American politicians love to pretend that they care about the middle class, because they know that the middle class generally determines who gets elected.  But once elected, politicians tend to serve those who finance their campaigns, and the interests of large donors seldom align with those of middle-class Americans.  This game has been played for a very long time, but there are signs that ordinary Americans are beginning to see through it.  In January, Pat Caddell released a poll of those who had voted Republican in November’s midterm elections.  When Caddell asked, “Is John Boehner for average Americans at heart rather than for special interests?” only 44 percent of these Republican voters said that Boehner favored average Americans, while 43 percent said he favored special interests.  Similarly, as noted by Rick Newman of Yahoo Finance on January 16, Barack Obama’s lowest level of support is among Americans earning between $5,000 and $7,499 per month.

Newman’s article also explored some of the sources of middle-class dissatisfaction.  College costs have gone up 5.2 percent per year during Obama’s presidency, while student debt jumped 58 percent.  The cost of medical care has increased five percent per year during Obama’s tenure.  These soaring costs have accompanied stagnating wages. As the Washington Post noted in a series on “Why America’s middle class is lost” in December, the middle class encompassed 59 percent of Americans in 1981 but only 51 percent in 2011, and its share of the national income fell from 60 to 45 percent during the same period.  The Post also reported that two-parent families earned 23 percent more than they did in 1973, after adjusting for inflation, but only because such families were working 26 percent more hours.  The middle class is shrinking, and its income is stagnating, because massive numbers of jobs were lost in the last three recessions, especially, as the Post notes, those “jobs that companies could easily outsource overseas or replace with a machine”; 5.5 million manufacturing jobs have been lost since 1990, and at least 2 million jobs have been lost because of imports from China alone.

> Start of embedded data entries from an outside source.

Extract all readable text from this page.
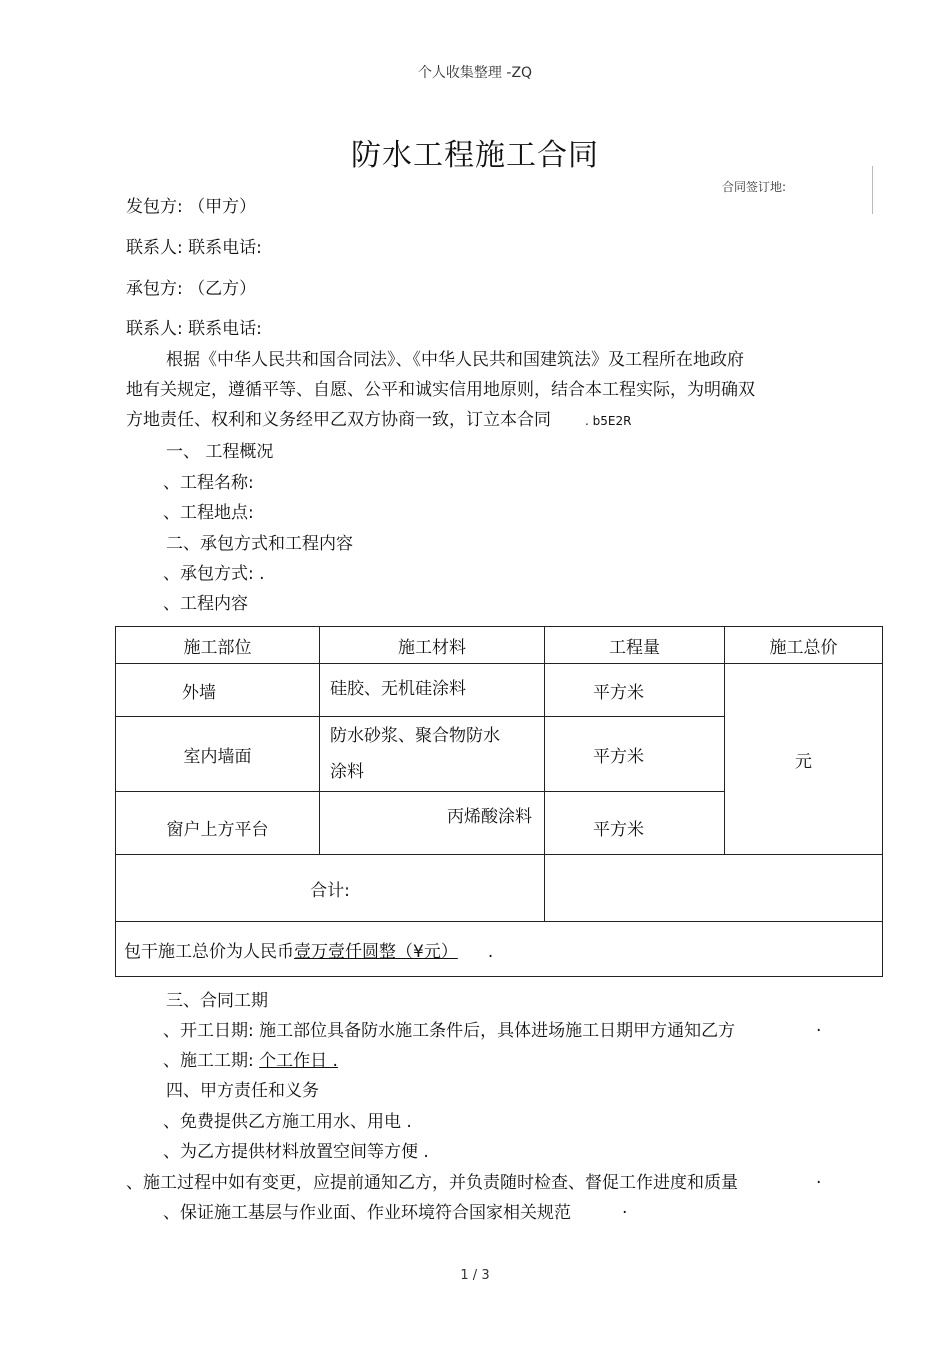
个人收集整理 -ZQ
防水工程施工合同
合同签订地:
发包方: （甲方）
联系人: 联系电话:
承包方: （乙方）
联系人: 联系电话:

根据《中华人民共和国合同法》、《中华人民共和国建筑法》及工程所在地政府

地有关规定，遵循平等、自愿、公平和诚实信用地原则，结合本工程实际，为明确双

方地责任、权利和义务经甲乙双方协商一致，订立本合同	. b5E2R

一、 工程概况
、工程名称:
、工程地点:
二、承包方式和工程内容
、承包方式: .
、工程内容
施工部位	施工材料	工程量	施工总价
外墙	硅胶、无机硅涂料	平方米	元
室内墙面	防水砂浆、聚合物防水
涂料	平方米	
窗户上方平台	丙烯酸涂料	平方米	
合计:			
包干施工总价为人民币壹万壹仟圆整（¥元） .			
三、合同工期
、开工日期: 施工部位具备防水施工条件后，具体进场施工日期甲方通知乙方	.
、施工工期: 个工作日 .
四、甲方责任和义务
、免费提供乙方施工用水、用电 .
、为乙方提供材料放置空间等方便 .
、施工过程中如有变更，应提前通知乙方，并负责随时检查、督促工作进度和质量	.
、保证施工基层与作业面、作业环境符合国家相关规范	.
1 / 3
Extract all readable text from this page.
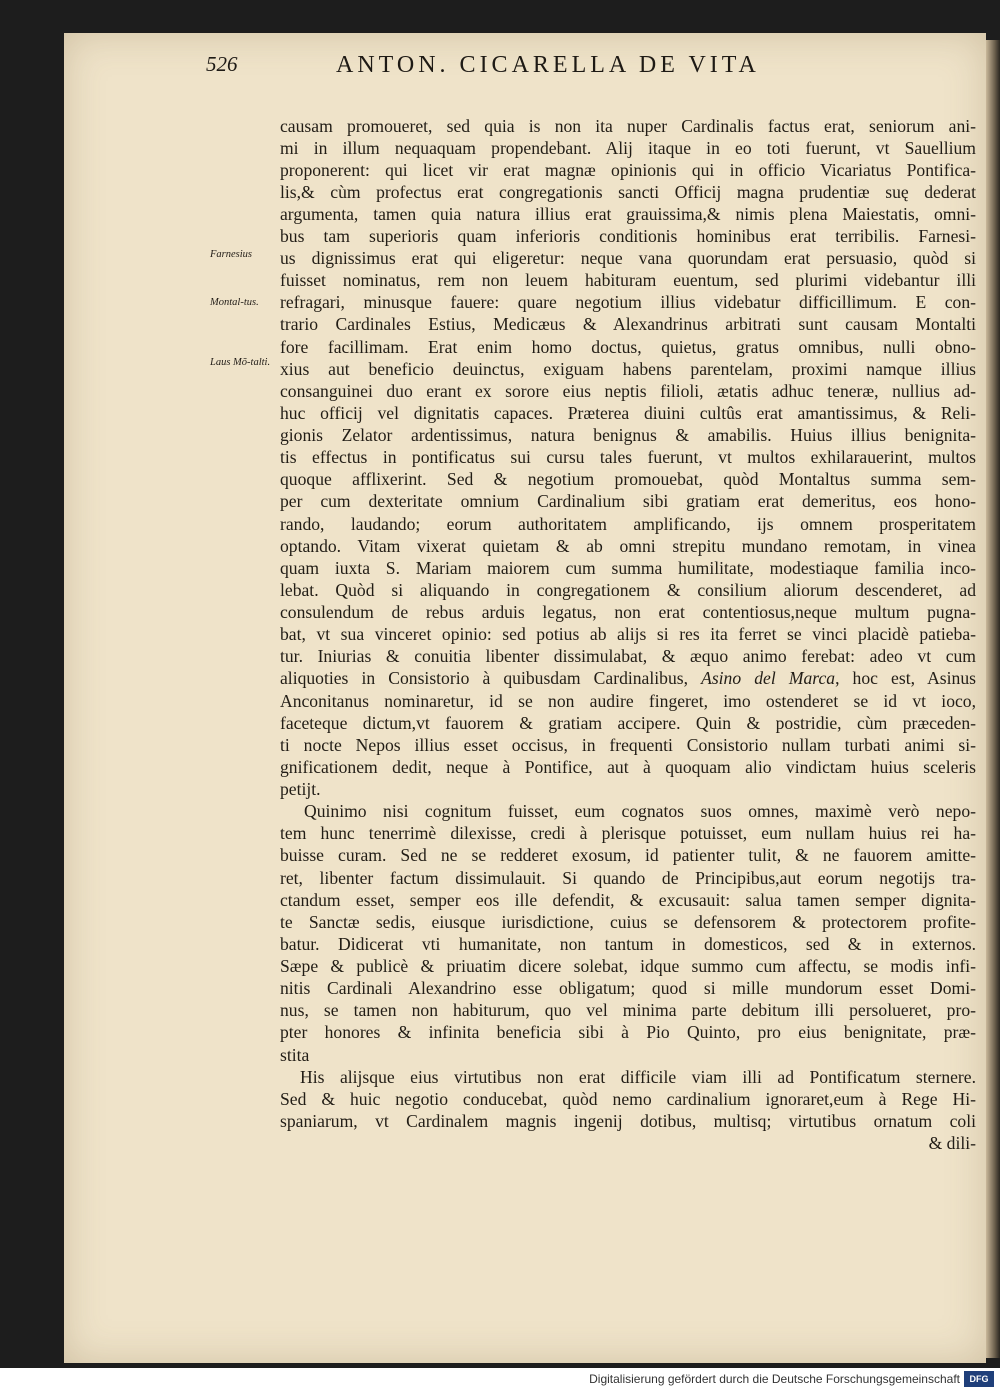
526	ANTON. CICARELLA DE VITA
Farnesius
Montal-tus.
Laus Mõ-talti.

causam promoueret, sed quia is non ita nuper Cardinalis factus erat, seniorum ani-

mi in illum nequaquam propendebant. Alij itaque in eo toti fuerunt, vt Sauellium

proponerent: qui licet vir erat magnæ opinionis qui in officio Vicariatus Pontifica-

lis,& cùm profectus erat congregationis sancti Officij magna prudentiæ suę dederat

argumenta, tamen quia natura illius erat grauissima,& nimis plena Maiestatis, omni-

bus tam superioris quam inferioris conditionis hominibus erat terribilis. Farnesi-

us dignissimus erat qui eligeretur: neque vana quorundam erat persuasio, quòd si

fuisset nominatus, rem non leuem habituram euentum, sed plurimi videbantur illi

refragari, minusque fauere: quare negotium illius videbatur difficillimum. E con-

trario Cardinales Estius, Medicæus & Alexandrinus arbitrati sunt causam Montalti

fore facillimam. Erat enim homo doctus, quietus, gratus omnibus, nulli obno-

xius aut beneficio deuinctus, exiguam habens parentelam, proximi namque illius

consanguinei duo erant ex sorore eius neptis filioli, ætatis adhuc teneræ, nullius ad-

huc officij vel dignitatis capaces. Præterea diuini cultûs erat amantissimus, & Reli-

gionis Zelator ardentissimus, natura benignus & amabilis. Huius illius benignita-

tis effectus in pontificatus sui cursu tales fuerunt, vt multos exhilarauerint, multos

quoque afflixerint. Sed & negotium promouebat, quòd Montaltus summa sem-

per cum dexteritate omnium Cardinalium sibi gratiam erat demeritus, eos hono-

rando, laudando; eorum authoritatem amplificando, ijs omnem prosperitatem

optando. Vitam vixerat quietam & ab omni strepitu mundano remotam, in vinea

quam iuxta S. Mariam maiorem cum summa humilitate, modestiaque familia inco-

lebat. Quòd si aliquando in congregationem & consilium aliorum descenderet, ad

consulendum de rebus arduis legatus, non erat contentiosus,neque multum pugna-

bat, vt sua vinceret opinio: sed potius ab alijs si res ita ferret se vinci placidè patieba-

tur. Iniurias & conuitia libenter dissimulabat, & æquo animo ferebat: adeo vt cum

aliquoties in Consistorio à quibusdam Cardinalibus, Asino del Marca, hoc est, Asinus

Anconitanus nominaretur, id se non audire fingeret, imo ostenderet se id vt ioco,

faceteque dictum,vt fauorem & gratiam accipere. Quin & postridie, cùm præceden-

ti nocte Nepos illius esset occisus, in frequenti Consistorio nullam turbati animi si-

gnificationem dedit, neque à Pontifice, aut à quoquam alio vindictam huius sceleris

petijt.

Quinimo nisi cognitum fuisset, eum cognatos suos omnes, maximè verò nepo-

tem hunc tenerrimè dilexisse, credi à plerisque potuisset, eum nullam huius rei ha-

buisse curam. Sed ne se redderet exosum, id patienter tulit, & ne fauorem amitte-

ret, libenter factum dissimulauit. Si quando de Principibus,aut eorum negotijs tra-

ctandum esset, semper eos ille defendit, & excusauit: salua tamen semper dignita-

te Sanctæ sedis, eiusque iurisdictione, cuius se defensorem & protectorem profite-

batur. Didicerat vti humanitate, non tantum in domesticos, sed & in externos.

Sæpe & publicè & priuatim dicere solebat, idque summo cum affectu, se modis infi-

nitis Cardinali Alexandrino esse obligatum; quod si mille mundorum esset Domi-

nus, se tamen non habiturum, quo vel minima parte debitum illi persolueret, pro-

pter honores & infinita beneficia sibi à Pio Quinto, pro eius benignitate, præ-

stita

His alijsque eius virtutibus non erat difficile viam illi ad Pontificatum sternere.

Sed & huic negotio conducebat, quòd nemo cardinalium ignoraret,eum à Rege Hi-

spaniarum, vt Cardinalem magnis ingenij dotibus, multisq; virtutibus ornatum coli

& dili-

Digitalisierung gefördert durch die Deutsche Forschungsgemeinschaft	DFG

Then there is the cause of wage compression that the Post chose to ignore.  Prof. George Borjas of Harvard has estimated that mass immigration results in a net wage loss of $402 billion annually for American workers, and the Bureau of Labor Statistics has found that all net employment gains since the recession have gone to foreign-born workers.  Compared with workers at the start of the most recent recession, 1.5 million fewer American-born workers hold jobs today, even though the number of adults born in the United States increased by 11 million over the same period.

Even though Barack Obama spent his State of the Union Address warbling about “middle-class economics,” he did nothing to address these causes of middle-class dispossession.  Instead, he has committed himself to more mass immigration and more job-killing trade deals.  After the midterm elections, Obama announced an executive amnesty for five to six million illegal immigrants.  He fully supported the immigration bill that passed the Senate before stalling in the House.  That bill would have tripled the number of permanent-residence permits and doubled foreign guest-worker admissions over the next ten years.  And in the State of the Union Address, Obama asked for “trade promotion authority,” a reference to the Trans-Pacific Partnership and the Trans-Atlantic Trade and Investment Partnership, two trade deals cut from the same cloth as NAFTA.

Obama’s support for mass immigration and free trade represents an enormous opportunity for Republicans, if they can bring themselves to grasp it.  A cogent plan for seizing this opportunity is laid out in Alabama Republican Sen. Jeff Sessions’ “Immigration Handbook for the New Republican Majority” (my source for Professor Borjas’s statistics on immigration and wage compression), issued before the GOP retreat in January.

As Sessions notes at the outset,

The principal economic dilemma of our time is the very large number of people who either are not working at all, or [are] not earning a wage great enough to be financially independent.  The surplus of available labor is compounded by the loss of manufacturing jobs due to global competition and reduced demand for workers due to automation.

This economic dilemma is only exacerbated by mass immigration, and Sessions spends most of the 23 pages of his handbook puncturing all the arguments made for mass immigration and explaining why Republicans would benefit politically from opposing not just Obama’s executive amnesty but mass immigration in general.  The evidence Sessions presents is impressive, and his conclusions are clear:

Republicans . . . must define themselves as the party of the American worker, the party of higher wages, and the one party that defends the American people from Democrats’ extreme agenda of open borders and economic stagnation.

As Sessions notes, the issues involved are fundamental:

Is America a sovereign nation that has the right to control its borders and decide who comes to live and work here?  Should American immigration laws serve the just interest of the country and its citizens?  And do those citizens have the right to expect and demand that the laws passed by their elected representatives be enforced?

If Republicans wish to win the battle for the middle class, they will listen to Jeff Sessions.